Подойдя к мясному корпусу, я увидела возле противоположных дверей странную группу людей. На колхозников не похожи, на покупателей тоже и, кажется, специально прячутся за выступ от входных дверей со стороны рынка. Как заговорщики, посматривают на дверь мясо-контрольной станции. Я дёрнула дверь и условно постучала. Дверь сразу открылась и тут же захлопнулась за мной.
— Где тебя носит? — сам заведующий Фёдор Павлович, два врача, лаборантки и мама набросились хором.
— Там, за дверью, две тётки и три дядьки, не колхозники, — только успела я сказать.
— Знаем, комиссия, давай свой портфель, возьми этот. Олёнка, дитё, дуй со скоростью звука отсюда подальше.
— А кому отнести?
— Да выбрось вместе с этим портфелем куда-нибудь в уборную. Только сюда не приходи, домой потом беги.
Откуда-то сзади послышался голос матери: «Олечка, будь умницей, не подведи!»
— Стойте! — скомандовал Фёдор Павлович. — Людмила, бери поднос, нож, иди следом, если что, отвлеки от неё внимание.
— А почему я? — огрызнулась лаборантка.
— А потому, что это твоя работа, а не Анны Павловны. — Аня, а вы берите швабру, наливайте на пол воду, трите. А вы что стоите? По рабочим местам, быстро за микроскопы.
Федор Павлович открыл дверь и тихо скомандовал:
— Ну, с богом, дитё!
Я оказалась за дверью, комиссия перестала обсуждать какую-то проблему, все уставились на меня. Я посмотрела на них, потом варежкой подтёрла нос, развернулась и, весело прыгая в классики по цементным плиткам, размахивая школьным, непомерно раздувшимся портфелем, помчалась от них прочь, скрывшись в первом же боковом проходе в торговый зал. Члены комиссии даже лаборантку сразу не заметили. Та стояла, как окаменевшая, уставившись на странную группу, потом выдохнула:
— Вы что-то хотели? — строго звенящим голосом спросила Людмила Ивановна Воскобойникова. И уже уверенно, прикрываясь солидным ножом с внушительным лезвием, как учил Фёдор Павлович: — Здесь находиться не положено.

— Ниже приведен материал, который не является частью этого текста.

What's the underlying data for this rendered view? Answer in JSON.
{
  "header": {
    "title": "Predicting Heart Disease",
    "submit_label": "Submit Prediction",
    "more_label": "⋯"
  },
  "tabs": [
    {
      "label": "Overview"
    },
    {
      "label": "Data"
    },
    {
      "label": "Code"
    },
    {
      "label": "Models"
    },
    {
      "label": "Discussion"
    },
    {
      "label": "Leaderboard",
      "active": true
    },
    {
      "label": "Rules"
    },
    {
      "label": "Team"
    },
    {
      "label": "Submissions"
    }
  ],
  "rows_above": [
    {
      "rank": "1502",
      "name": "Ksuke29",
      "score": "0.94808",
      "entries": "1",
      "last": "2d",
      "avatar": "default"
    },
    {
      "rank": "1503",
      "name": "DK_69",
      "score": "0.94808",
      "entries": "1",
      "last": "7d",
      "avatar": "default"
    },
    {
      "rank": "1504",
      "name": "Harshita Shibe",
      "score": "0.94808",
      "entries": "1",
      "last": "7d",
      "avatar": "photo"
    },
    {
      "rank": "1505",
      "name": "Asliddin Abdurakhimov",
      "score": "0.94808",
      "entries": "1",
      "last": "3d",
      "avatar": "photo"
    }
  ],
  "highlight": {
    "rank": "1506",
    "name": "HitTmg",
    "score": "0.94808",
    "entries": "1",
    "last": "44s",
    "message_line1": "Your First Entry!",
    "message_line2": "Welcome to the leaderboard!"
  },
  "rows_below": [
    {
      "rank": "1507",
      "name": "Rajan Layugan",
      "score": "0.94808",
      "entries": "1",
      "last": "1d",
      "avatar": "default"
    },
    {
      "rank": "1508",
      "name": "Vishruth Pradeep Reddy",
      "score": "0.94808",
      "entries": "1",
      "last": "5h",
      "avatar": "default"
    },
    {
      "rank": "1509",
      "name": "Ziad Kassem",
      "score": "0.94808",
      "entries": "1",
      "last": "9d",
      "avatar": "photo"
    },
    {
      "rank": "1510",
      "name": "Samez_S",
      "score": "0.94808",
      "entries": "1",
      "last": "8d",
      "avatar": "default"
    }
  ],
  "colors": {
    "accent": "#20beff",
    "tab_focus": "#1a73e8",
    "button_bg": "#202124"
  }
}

— Мы проверяющие, вернитесь назад на мясо-контрольную.
Людмила Ивановна опустила нож, пожала плечами и первая зашла, объявив: «К нам комиссия... Фёдор Павлович, к нам проверяющие».
Фёдор Павлович, поправляя на носу очки, вышел из своего кабинета, осматривая членов комиссии по очереди.

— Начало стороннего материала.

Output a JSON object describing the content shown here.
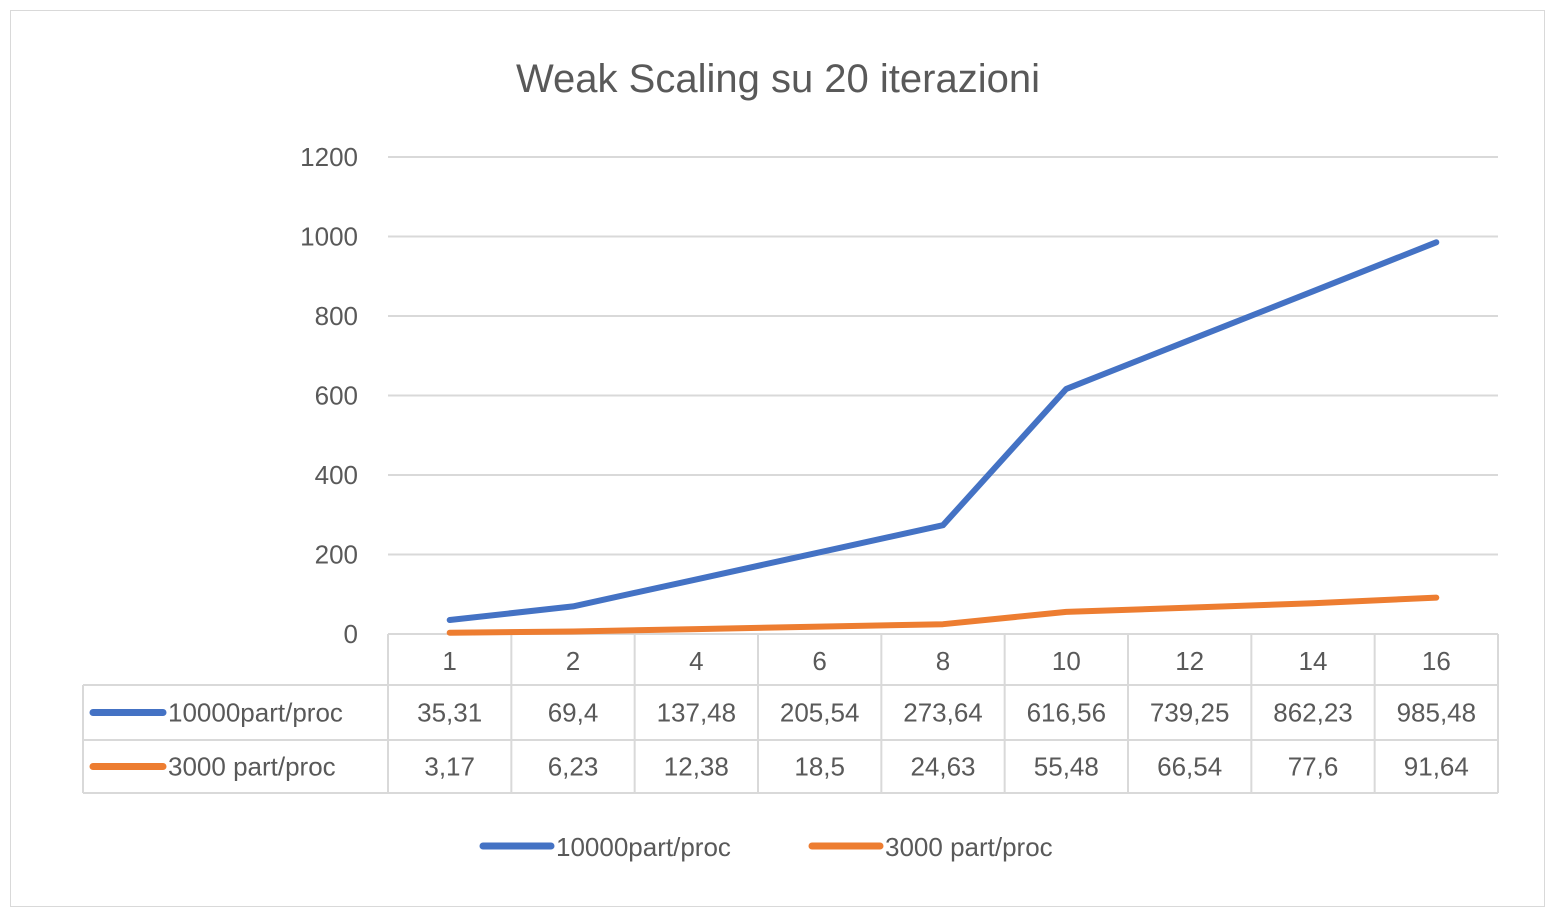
{
  "chart_data": {
    "type": "line",
    "title": "Weak Scaling su 20 iterazioni",
    "categories": [
      "1",
      "2",
      "4",
      "6",
      "8",
      "10",
      "12",
      "14",
      "16"
    ],
    "ylim": [
      0,
      1200
    ],
    "yticks": [
      "0",
      "200",
      "400",
      "600",
      "800",
      "1000",
      "1200"
    ],
    "grid": true,
    "legend_position": "bottom",
    "data_table": true,
    "series": [
      {
        "name": "10000part/proc",
        "color": "#4472c4",
        "values": [
          35.31,
          69.4,
          137.48,
          205.54,
          273.64,
          616.56,
          739.25,
          862.23,
          985.48
        ],
        "labels": [
          "35,31",
          "69,4",
          "137,48",
          "205,54",
          "273,64",
          "616,56",
          "739,25",
          "862,23",
          "985,48"
        ]
      },
      {
        "name": "3000 part/proc",
        "color": "#ed7d31",
        "values": [
          3.17,
          6.23,
          12.38,
          18.5,
          24.63,
          55.48,
          66.54,
          77.6,
          91.64
        ],
        "labels": [
          "3,17",
          "6,23",
          "12,38",
          "18,5",
          "24,63",
          "55,48",
          "66,54",
          "77,6",
          "91,64"
        ]
      }
    ]
  }
}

— Анна Павловна, вы здесь быстренько, это... уберите. Видите, товарищи пришли. Проходите, проходите, раздевайтесь. Давайте познакомимся, ваши документы.

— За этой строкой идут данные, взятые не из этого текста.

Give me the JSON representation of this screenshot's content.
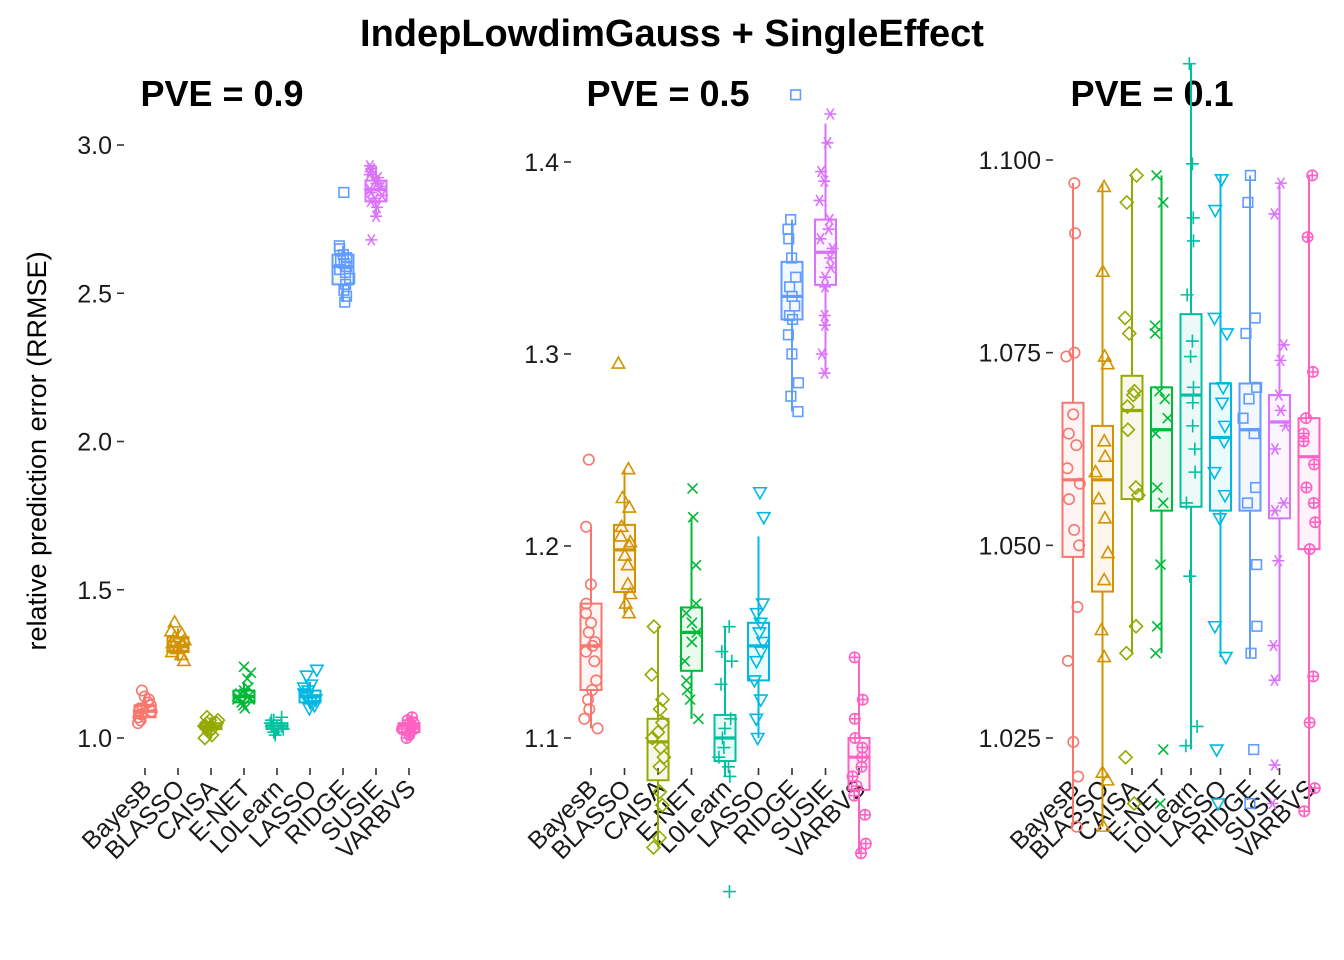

Тем временем Анна Павловна, схватив помойное ведро с грязной водой в одну руку, второе ведро с мясом, накрытым половой тряпкой, в другую, выскочила со станции в корпус. И бросилась к двери напротив с табличкой «Милиция». Там дежурил старший лейтенант Иван Владимирович, симпатизировавший молоденькой ветврачихе Евгении. О делах на станции ему было, конечно, известно. Но это его не касалось, и без того дел по горло.
— Анна Павловна, что случилось?
— Комиссия у нас, пусть это у вас постоит.